Millennial Investors Help Drive Huge Surge In Capital Flow to Ethical Funds
The growing demand of those investing online that their capital is invested in companies whose activities and management match their personal values has seen the value of assets under the management of funds characterised as ‘ethical’ surge by over 300%. The new wave of millennial investors has been a particular catalyst to a ten-year rise in money invested in ethical funds from £4.5 billion to £16.7 billion. The figures are based on research compiled by online stock broker Hargreaves Lansdown.
According to data provided by the Investment Association, the UK’s asset management trade body, the trend is also accelerating. Over the first six months of 2018, £600 million was invested in ethical funds by Brits investing online. A decade ago in 2008, that figure stood at a much more modest £180 million over the same first half of the year.
What exactly constitutes an ‘ethical’ fund varies and investors should take the time to carefully read the investment guidelines of each individual fund being considered. Typically, they do not invest in companies that have a poor corporate governance record, are in ‘dirty’ industries or those considered as promoting activities that are proven to be harmful such as coal miners or tobacco companies. Issues important to some investors such as executive pay not exceeding a particular ratio when compared to the company’s lowest paid employees can also be part of the investment strategy of some ethical funds.
However, it is important for investors to dig into the details of funds they invest in if they want to ensure their own interpretation of ‘ethical’ matches that of the asset manager or fund manager behind the product. For example, some ethical funds will invest in oil and gas companies on the basis of their activities in the renewable energy sector. However, for some investors, ‘moving in the right direction’ does not mitigate their core, carbon footprint intensive fossil fuels-based business model.
Companies involved in the extraction or wider business of fossil fuels has become perhaps the most divisive point of debate around the classification of ‘ethical’ investing. Ireland’s sovereign wealth fund recently sold off all of its exposure to fossil fuels following a new bill passed in Dublin’s lower house of parliament to that effect. Norway’s sovereign wealth fund is also in the process of divesting of its investment exposure to the coal industry after coming under political pressure to do so.
Others argue that companies with traditional interests in fossil fuels, such as big energy, are also the biggest investors in renewable energy R&D and infrastructure investment. A further point to the defence of investing in big energy as long as it has a strong commitment to renewables investment is that practically speaking the global economy is still reliant on fossil-fuels based energy.
Is it not hypocritical to drive a petrol car or use domestic energy suppliers whose power stations burn fossil fuels as well as buying energy from renewable sources because the full transition to renewables is still not practical, but refuse to invest in energy companies on ethical grounds?
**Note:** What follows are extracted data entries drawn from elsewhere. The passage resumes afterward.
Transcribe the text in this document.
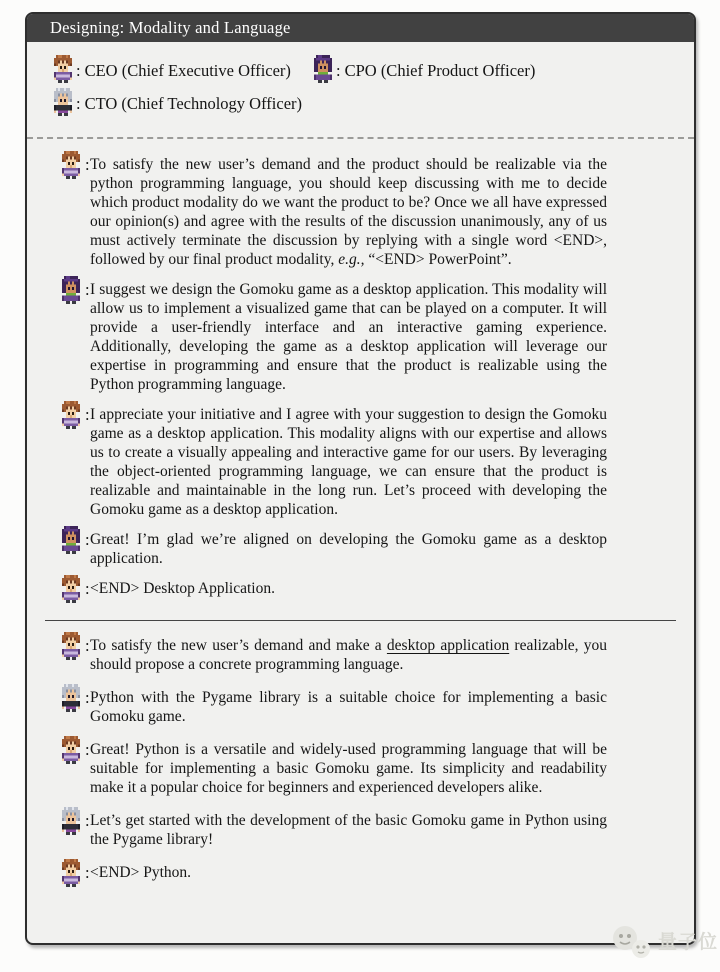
Designing: Modality and Language
: CEO (Chief Executive Officer)	: CPO (Chief Product Officer)
: CTO (Chief Technology Officer)
: To satisfy the new user’s demand and the product should be realizable via the python programming language, you should keep discussing with me to decide which product modality do we want the product to be? Once we all have expressed our opinion(s) and agree with the results of the discussion unanimously, any of us must actively terminate the discussion by replying with a single word <END>, followed by our final product modality, e.g., “<END> PowerPoint”.
: I suggest we design the Gomoku game as a desktop application. This modality will allow us to implement a visualized game that can be played on a computer. It will provide a user-friendly interface and an interactive gaming experience. Additionally, developing the game as a desktop application will leverage our expertise in programming and ensure that the product is realizable using the Python programming language.
: I appreciate your initiative and I agree with your suggestion to design the Gomoku game as a desktop application. This modality aligns with our expertise and allows us to create a visually appealing and interactive game for our users. By leveraging the object-oriented programming language, we can ensure that the product is realizable and maintainable in the long run. Let’s proceed with developing the Gomoku game as a desktop application.
: Great! I’m glad we’re aligned on developing the Gomoku game as a desktop application.
: <END> Desktop Application.
: To satisfy the new user’s demand and make a desktop application realizable, you should propose a concrete programming language.
: Python with the Pygame library is a suitable choice for implementing a basic Gomoku game.
: Great! Python is a versatile and widely-used programming language that will be suitable for implementing a basic Gomoku game. Its simplicity and readability make it a popular choice for beginners and experienced developers alike.
: Let’s get started with the development of the basic Gomoku game in Python using the Pygame library!
: <END> Python.
量子位
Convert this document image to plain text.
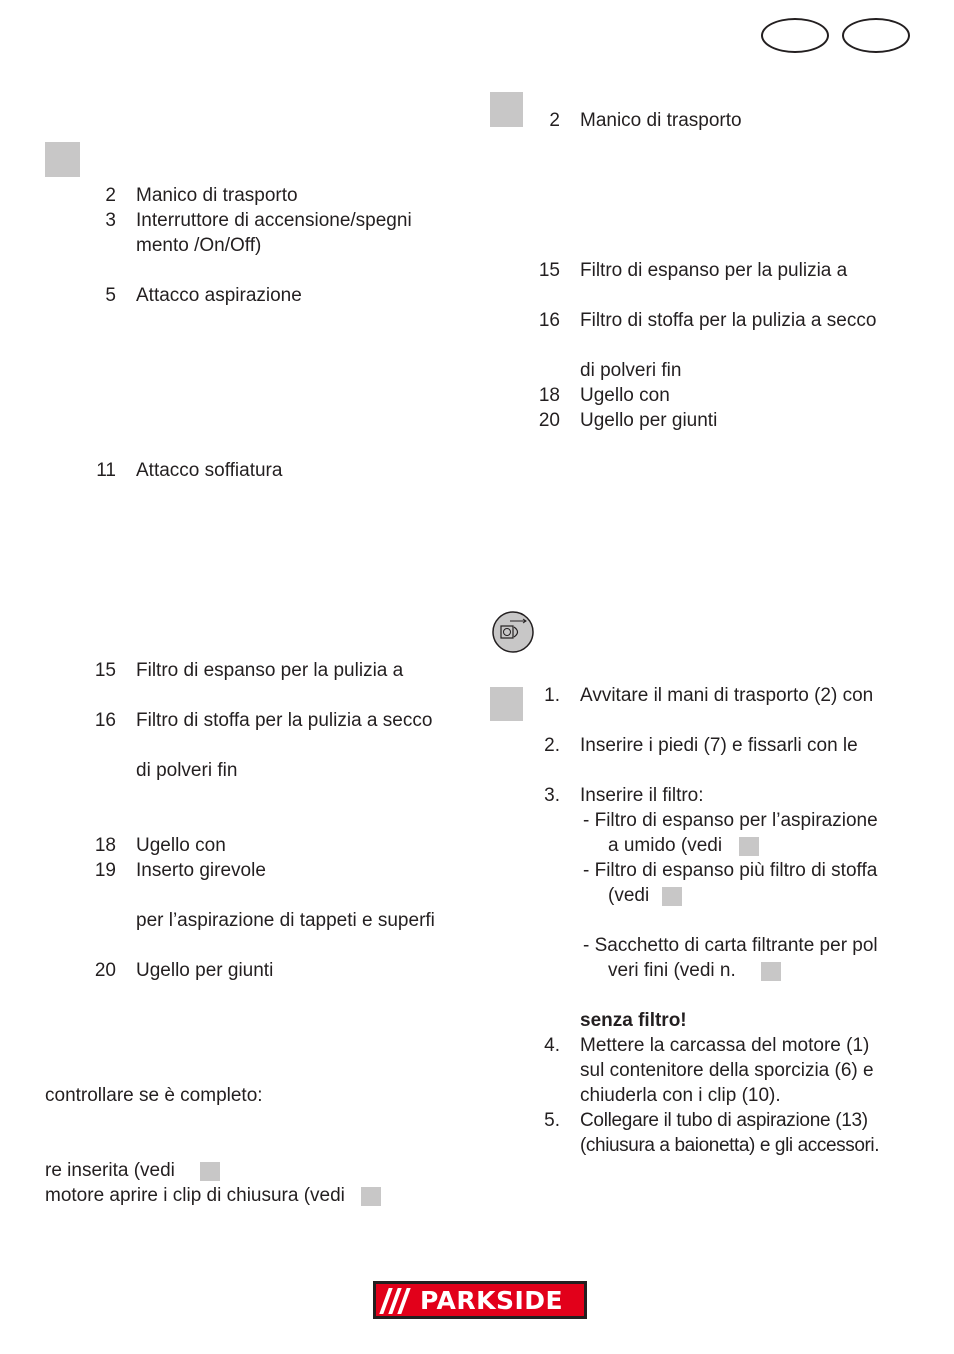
2 Manico di trasporto
3 Interruttore di accensione/spegni
mento /On/Off)
5 Attacco aspirazione
11 Attacco soffiatura
15 Filtro di espanso per la pulizia a
16 Filtro di stoffa per la pulizia a secco
di polveri fin
18 Ugello con
19 Inserto girevole
per l’aspirazione di tappeti e superfi
20 Ugello per giunti
controllare se è completo:
re inserita (vedi
motore aprire i clip di chiusura (vedi
2 Manico di trasporto
15 Filtro di espanso per la pulizia a
16 Filtro di stoffa per la pulizia a secco
di polveri fin
18 Ugello con
20 Ugello per giunti
1. Avvitare il mani di trasporto (2) con
2. Inserire i piedi (7) e fissarli con le
3. Inserire il filtro:
- Filtro di espanso per l’aspirazione
a umido (vedi
- Filtro di espanso più filtro di stoffa
(vedi
- Sacchetto di carta filtrante per pol
veri fini (vedi n.
senza filtro!
4. Mettere la carcassa del motore (1)
sul contenitore della sporcizia (6) e
chiuderla con i clip (10).
5. Collegare il tubo di aspirazione (13)
(chiusura a baionetta) e gli accessori.
PARKSIDE
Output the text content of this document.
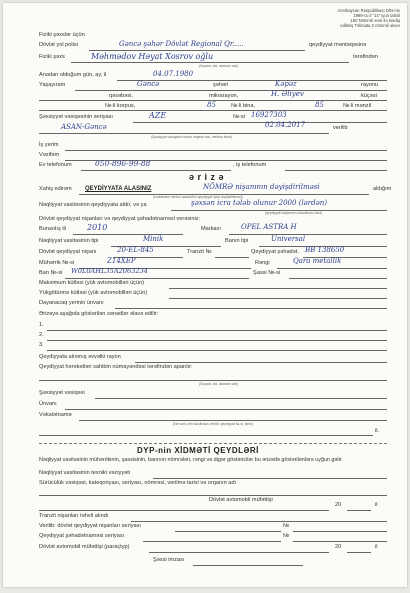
Azərbaycan Respublikası DİN-nin
1999-cu il "14" iyun tarixli
180 Nömrəli əmri ilə təsdiq
edilmiş Təlimata 2 nömrəli əlavə
Fiziki şəxslər üçün
Dövlət yol polisi	Gəncə şəhər Dövlət Regional Qr.....	qeydiyyat məntəqəsinə
Fiziki şəxs	Məhmədov Həyat Xosrov oğlu	tərəfindən
(Soyadı, adı, atasının adı)
Anadan olduğum gün, ay, il	04.07.1980
Yaşayıram	Gəncə	şəhəri	Kəpəz	rayonu
qəsəbəsi,	mikrarayon,	H. Əliyev	küçəsi
№-li korpus,	85	№-li bina,	85	№-li mənzil
Şəxsiyyət vəsiqəsinin seriyası	AZE	№-si 16927303
02.04.2017	verilib
ASAN-Gəncə
(Şəxsiyyət vəsiqəsini verən orqanın adı, verilmə tarixi)
İş yerim
Vəzifəm
Ev telefonum	050-896-99-88	, iş telefonum
ə r i z ə
Xahiş edirəm QEYDİYYATA ALASINIZ	NÖMRƏ nişanının dəyişdirilməsi	aldığım
(məlumatın verilən təsadüfün qeydiyyat üçün dəyişdirilməsi)
Nəqliyyat vasitəsinin qeydiyyata aldır, və ya	şəxsən icra tələb olunur 2000 (lərdən)
(qeydiyyat haqlarının ödənilməsi üzrə)
Dövlət qeydiyyat nişanları və qeydiyyat şəhadətnaməsi verəsiniz:
Buraxılış ili	2010	Markası	OPEL ASTRA H
Nəqliyyat vasitəsinin tipi	Minik	Banın tipi	Universal
Dövlət qeydiyyat nişanı	20-EL-845	Tranzit №	Qeydiyyat şəhadət. BB 138650
Mühərrik №-si	Z14XEP	Rəngi	Qara metallik
Ban №-si W0L0AHL35A2063234	Şassi №-si
Maksimum kütləsi (yük avtomobilləri üçün)
Yükgötürmə kütləsi (yük avtomobilləri üçün)
Dayanacaq yerinin ünvanı
Ərizəyə aşağıda göstərilən sənədlər əlavə edilir:
1.
2.
3.
Qeydiyyata alınmış əvvəlki rayon
Qeydiyyat hərəkətləri sahibin nümayəndəsi tərəfindən aparılır:
(Soyadı, adı, atasının adı)
Şəxsiyyət vəsiqəsi
Ünvanı
Vəkalətnamə
(Ne vaxt, kim tərəfindən verilib, qeydiyyat №-si, tarixi)
il.
DYP-nin XİDMƏTİ QEYDLƏRİ
Nəqliyyat vasitəsinin mühərrikinin, şassisinin, banının nömrələri, rəngi və digər göstəricilər bu ərizədə göstərilənlərə uyğun gəlir.
Nəqliyyat vasitəsinin texniki vəziyyəti
Sürücülük vəsiqəsi, kateqoriyası, seriyası, nömrəsi, verilmə tarixi və orqanın adı
Dövlət avtomobil müfəttişi
20	il
Tranzit nişanları təhvil alındı
Verilib: dövlət qeydiyyat nişanları seriyası	№
Qeydiyyat şəhadətnaməsi seriyası	№
Dövlət avtomobil müfəttişi (paraçtyp)	20	il
Şəxsi imzası
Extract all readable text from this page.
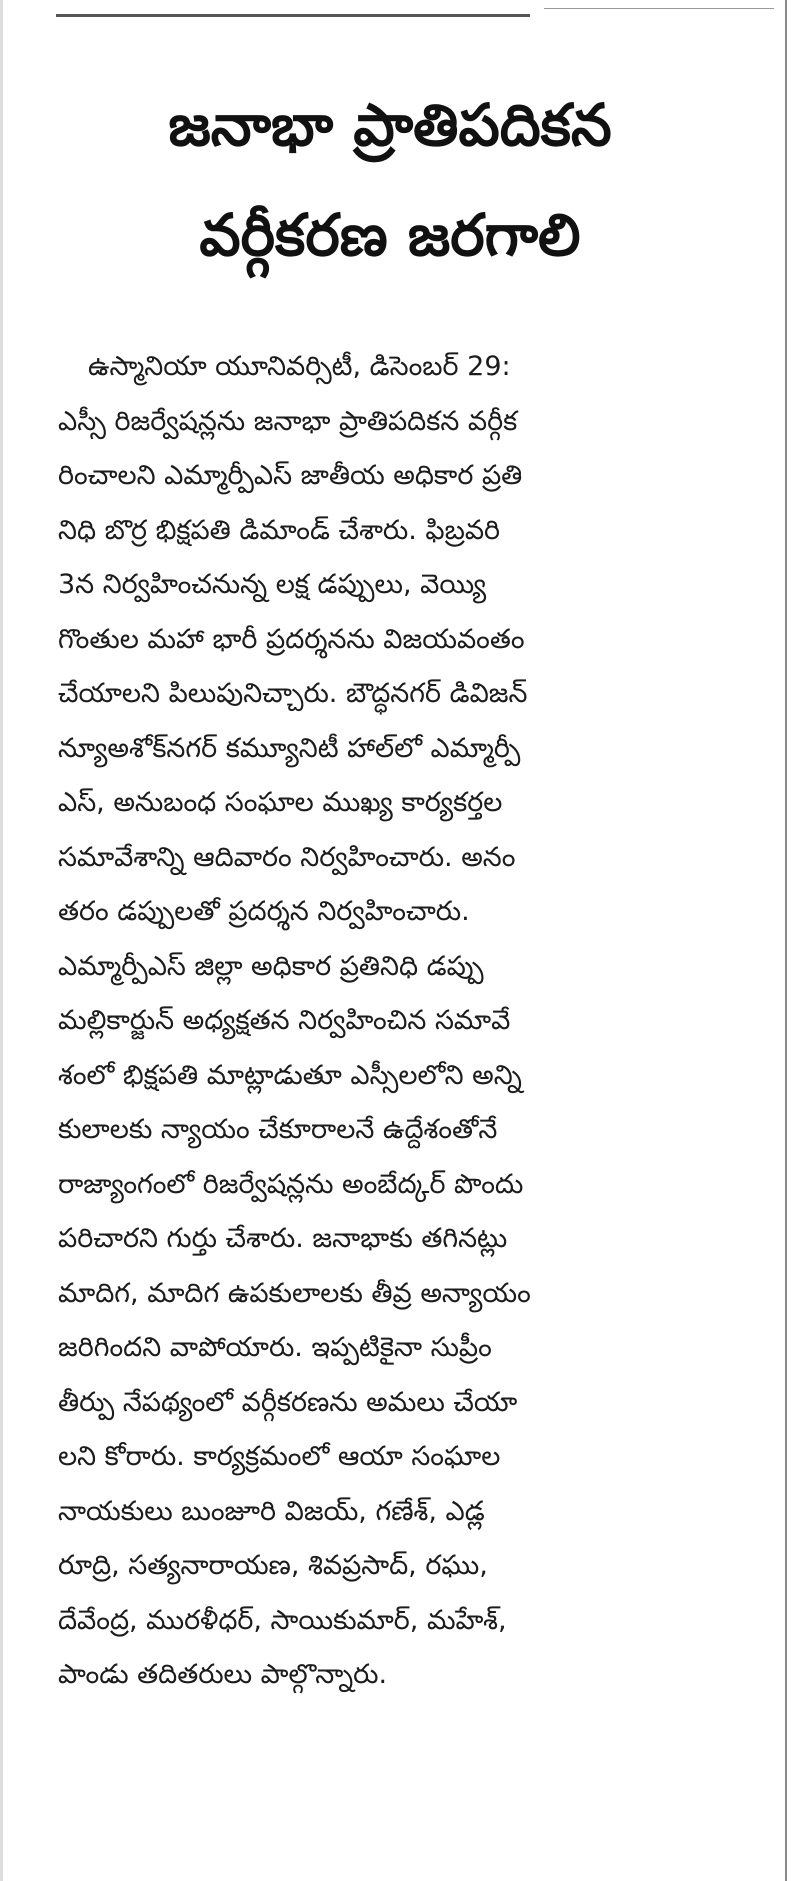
జనాభా ప్రాతిపదికన
వర్గీకరణ జరగాలి
ఉస్మానియా యూనివర్సిటీ, డిసెంబర్ 29:
ఎస్సీ రిజర్వేషన్లను జనాభా ప్రాతిపదికన వర్గీక
రించాలని ఎమ్మార్పీఎస్ జాతీయ అధికార ప్రతి
నిధి బొర్ర భిక్షపతి డిమాండ్ చేశారు. ఫిబ్రవరి
3న నిర్వహించనున్న లక్ష డప్పులు, వెయ్యి
గొంతుల మహా భారీ ప్రదర్శనను విజయవంతం
చేయాలని పిలుపునిచ్చారు. బౌద్ధనగర్ డివిజన్
న్యూఅశోక్‌నగర్ కమ్యూనిటీ హాల్‌లో ఎమ్మార్పీ
ఎస్, అనుబంధ సంఘాల ముఖ్య కార్యకర్తల
సమావేశాన్ని ఆదివారం నిర్వహించారు. అనం
తరం డప్పులతో ప్రదర్శన నిర్వహించారు.
ఎమ్మార్పీఎస్ జిల్లా అధికార ప్రతినిధి డప్పు
మల్లికార్జున్ అధ్యక్షతన నిర్వహించిన సమావే
శంలో భిక్షపతి మాట్లాడుతూ ఎస్సీలలోని అన్ని
కులాలకు న్యాయం చేకూరాలనే ఉద్దేశంతోనే
రాజ్యాంగంలో రిజర్వేషన్లను అంబేద్కర్ పొందు
పరిచారని గుర్తు చేశారు. జనాభాకు తగినట్లు
మాదిగ, మాదిగ ఉపకులాలకు తీవ్ర అన్యాయం
జరిగిందని వాపోయారు. ఇప్పటికైనా సుప్రీం
తీర్పు నేపథ్యంలో వర్గీకరణను అమలు చేయా
లని కోరారు. కార్యక్రమంలో ఆయా సంఘాల
నాయకులు బుంజూరి విజయ్, గణేశ్, ఎడ్ల
రూద్రి, సత్యనారాయణ, శివప్రసాద్, రఘు,
దేవేంద్ర, మురళీధర్, సాయికుమార్, మహేశ్,
పాండు తదితరులు పాల్గొన్నారు.
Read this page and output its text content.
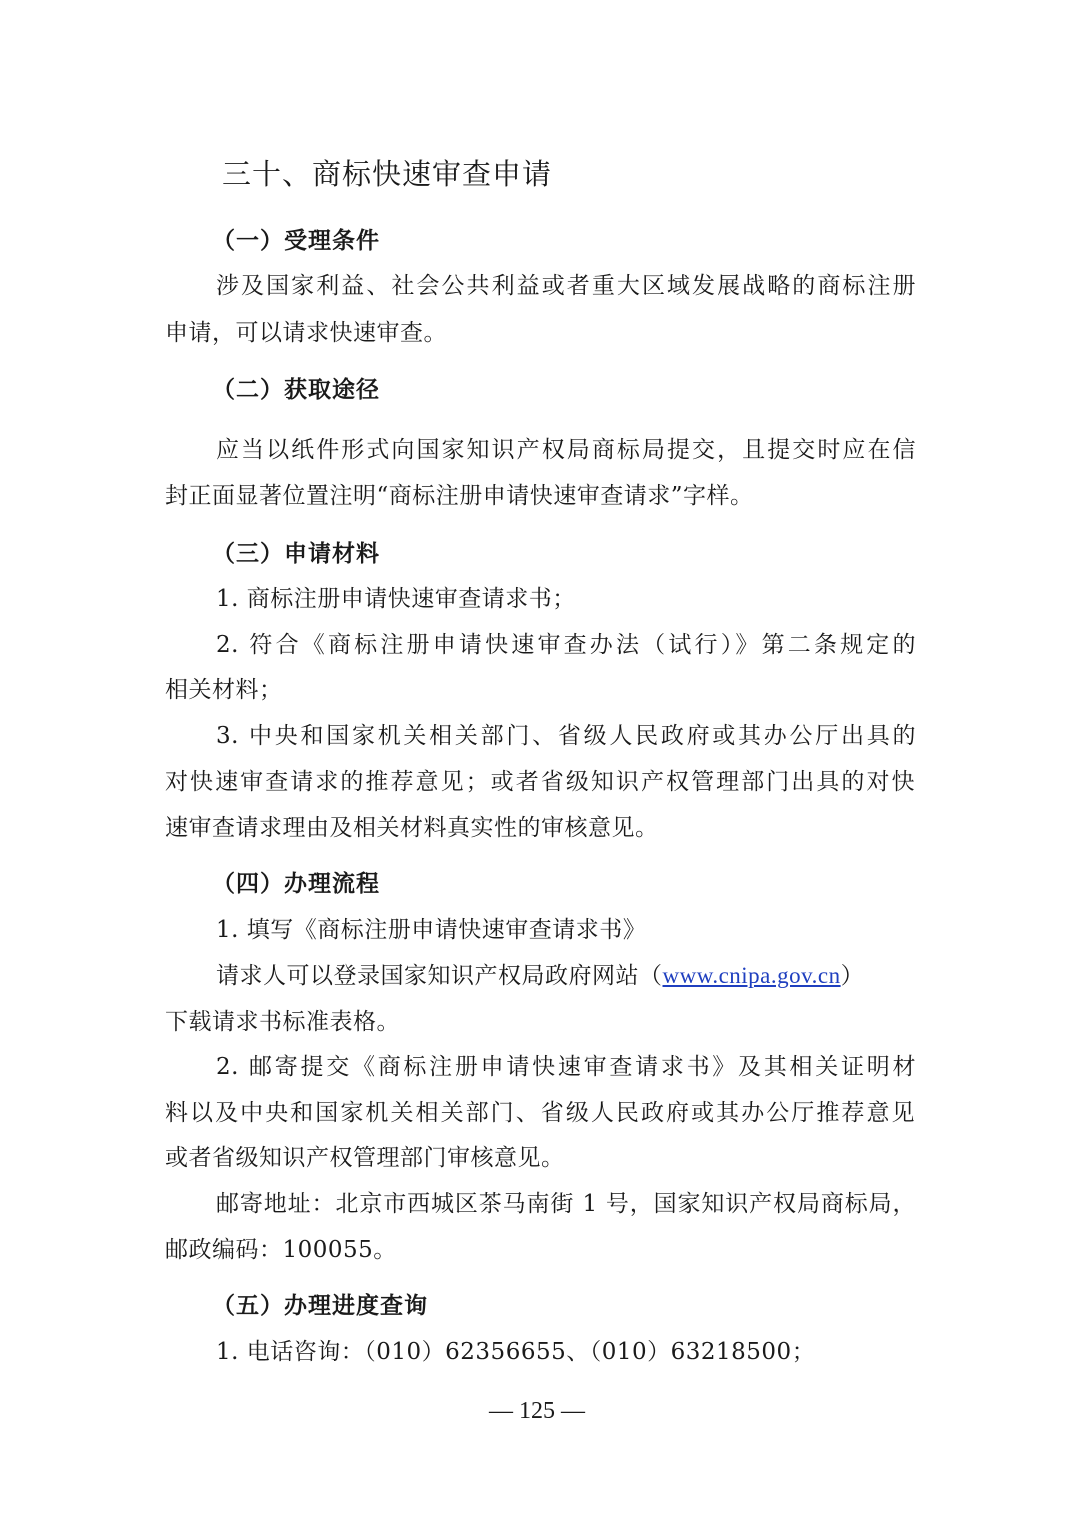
三十、商标快速审查申请
（一）受理条件
涉及国家利益、社会公共利益或者重大区域发展战略的商标注册
申请，可以请求快速审查。
（二）获取途径
应当以纸件形式向国家知识产权局商标局提交，且提交时应在信
封正面显著位置注明“商标注册申请快速审查请求”字样。
（三）申请材料
1. 商标注册申请快速审查请求书；
2. 符合《商标注册申请快速审查办法（试行）》第二条规定的
相关材料；
3. 中央和国家机关相关部门、省级人民政府或其办公厅出具的
对快速审查请求的推荐意见；或者省级知识产权管理部门出具的对快
速审查请求理由及相关材料真实性的审核意见。
（四）办理流程
1. 填写《商标注册申请快速审查请求书》
请求人可以登录国家知识产权局政府网站（www.cnipa.gov.cn）
下载请求书标准表格。
2. 邮寄提交《商标注册申请快速审查请求书》及其相关证明材
料以及中央和国家机关相关部门、省级人民政府或其办公厅推荐意见
或者省级知识产权管理部门审核意见。
邮寄地址：北京市西城区茶马南街 1 号，国家知识产权局商标局，
邮政编码：100055。
（五）办理进度查询
1. 电话咨询：（010）62356655、（010）63218500；
— 125 —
It’s a question with no simple answer and one that individual investors must come to their own conclusions on.
As well as actively managed ethical funds, where a fund manager picks the stocks to invest in, passive index tracking funds with stated environmental or social goals have also taken off in a big way, says the London Stock Exchange. A record number of new ethical ETFs have listed on the exchange this year.
Millennials investing online are, according to a recent YouGov poll, two times more likely to demand their capital is invested ethically than investors from older demographics. 13% of the under-34 age group said they wanted their pension funds to be invested responsibly compared to 6% of the 45-54 age group.